Dimanche, Pogacar s’est retrouvé dans la roue de Van der Poel, un vainqueur né qui sait comment s’y prendre pour gagner des courses du calibre du Tour des Flandres. Puis soudain, le sprint à deux s’est transformé en sprint à quatre : Madouas et Dylan van Baarle sont revenus du diable vauvert, ce qui a eu le don de désarçonner Pogacar. À moins de 250 mètres de la ligne d’arrivée, Van der Poel a compris le danger et a utilisé sa dernière cartouche, cette fameuse accélération – le Néerlandais est capable de développer une puissance incroyable lors d’efforts très brefs – qui lui avait permis de devancer Wout van Aert à Audenarde en 2020 et de décrocher de sa roue Julian Alaphilippe à Sienne (ndt : lieu d’arrivée des Strade Bianche) en 2021.
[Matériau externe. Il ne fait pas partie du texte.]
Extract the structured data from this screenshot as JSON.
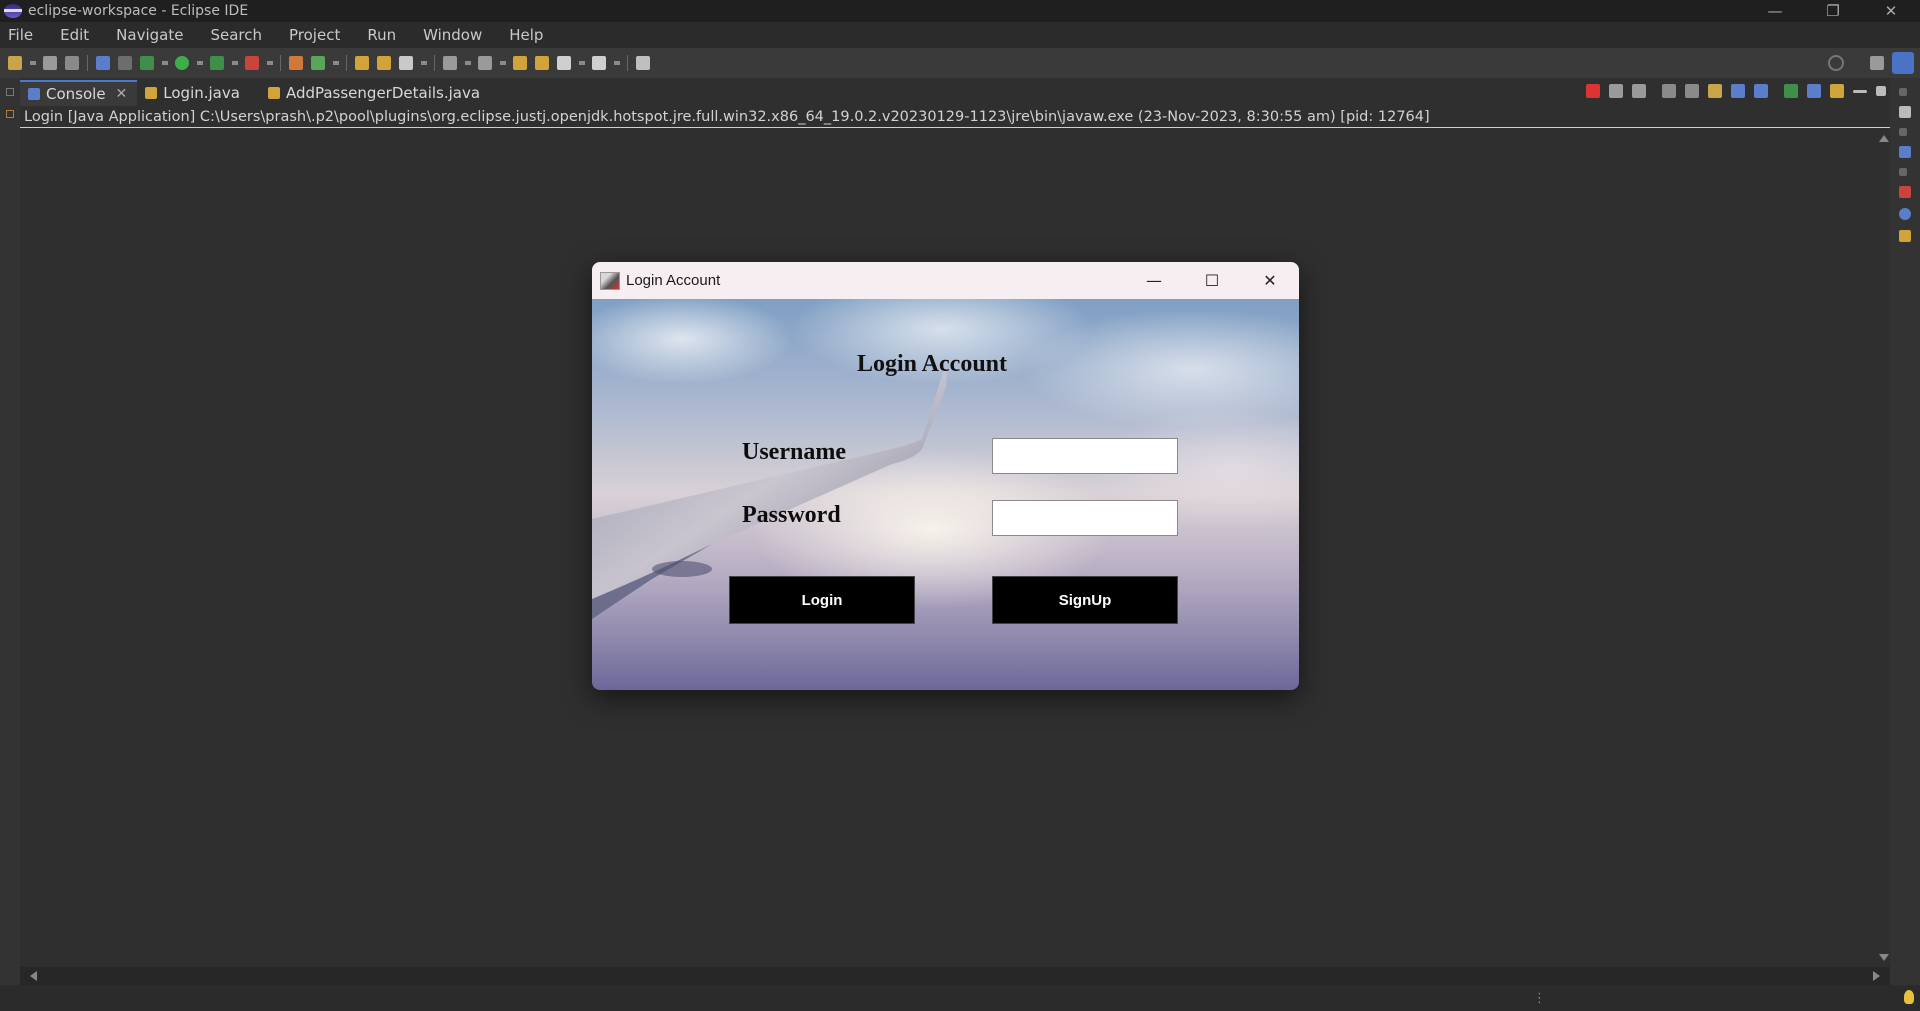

« Le constat est implacable : cela fait maintenant dix ans qu’un Flamand n’a plus gagné le Tour des Flandres. »

N’y a-t-il rien qui vous frappe dans les paragraphes ci-dessus ? N’avez-vous pas remarqué qu’aucun coureur belge (ndt : à l’exception de Van Aert) n’y est mentionné ? Car une fois de plus, les Belges en général, et les Flamands en particulier, n’ont pas eu voix au chapitre dans « leur » grand-messe du vélo.

Wout van Aert était absent, nous rétorquerez-vous ? La belle affaire ! Le seul fait d’armes de Van Aert sur les routes du Ronde remonte à 2020, lorsqu’il a terminé deuxième. C’est vrai, il ne lui avait manqué que quelques centimètres pour lever les bras au ciel, mais deuxième, ce n’est pas premier. Point. Des coureurs comme Tiesj Benoot et Dylan Teuns ont certes joué un rôle en vue dans le final, mais le constat est implacable : cela fait maintenant dix ans qu’un Flamand n’a plus gagné le Tour des Flandres.

Face à cette réalité, comment comprendre l’hystérie que suscite le vélo en Flandre ? On nage – ou plutôt on pédale – en pleine absurdité, tant cette folie ne repose à vrai dire sur rien. Pire : ces courses cyclistes transformées en grandes fêtes populaires le long des routes ont quelque chose de gênant, qui est du ressort, serait-on tenté d’écrire, d’une appropriation culturelle injustifiée.

Il n’y a rien de mal à ce que des sports populaires se transforment en obsessions nationales, mais encore faut-il que cette évolution s’accompagne d’une suprématie sportive. En Flandre, c’est tout l’inverse : plus notre région se mue en Absurdistan sur deux roues et plus les résultats sont décevants.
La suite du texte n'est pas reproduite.